Circulating Extracellular Vesicles as Predictors of Antidepressant Response: Monitoring the Mechanism of Novel Therapeutic Approaches in Depression
Principal investigator
EVroPAR is a Slovenian-Croatian multidisciplinary research project which combines basic, preclinical and clinical research, including partners from Ruđer Bošković Institute (Croatia), Institute of Biochemistry (Faculty of Medicine in Ljubljana, Slovenia), University Foundation San Pablo CEU (Spain), University Hospital Centre Zagreb (Croatia), University Psychiatric Clinic Ljubljana (Slovenia) and Labena d.o.o. (Slovenia). Project incorporates cutting-edge metabolomics approach and miRNA profiling in order to identify novel biomarkers that could help clinicians to tailor treatment strategies in depression for individual patients. Currently available therapy for depression involves pharmacotherapy combined with psychotherapy, while dealing with poor response/nonresponse and a frequent discontinuation of treatment. The objective of the study is to give better insights into the efficacy and molecular mechanisms behind the effects of a widely used antidepressant (duloxetine), and compare this to the mechanism behind the effects of alternative methods of treatment in patients with treatment-resistant depression (transcranial magnetic stimulation (TMS), phototherapy (bright light therapy, BTL), esketamine treatment).
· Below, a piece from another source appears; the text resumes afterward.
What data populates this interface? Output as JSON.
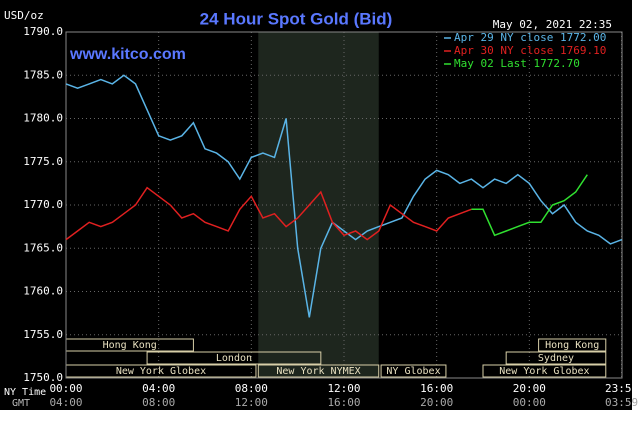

The study will focus on circulating extracellular vesicles (EVs) as easily obtainable and non-invasive biomarkers. We aim to measure the dysregulation of epigenetic markers, the EV miRNA expression, and to determine metabolic alterations in four groups of patients (duloxetine vs. BLT vs. TMS vs. esketamine), by sampling 50 patients per group before and after the treatment. Another goal is to identify specific metabolic and miRNA signatures of depression by comparing patients with an appropriate control group (100 subjects). We expect that new biomarkers identified in this project will help determine treatment efficiency in depression and predict good/poor response to treatment, as a key step towards the inevitable personalized and effective medicine approach.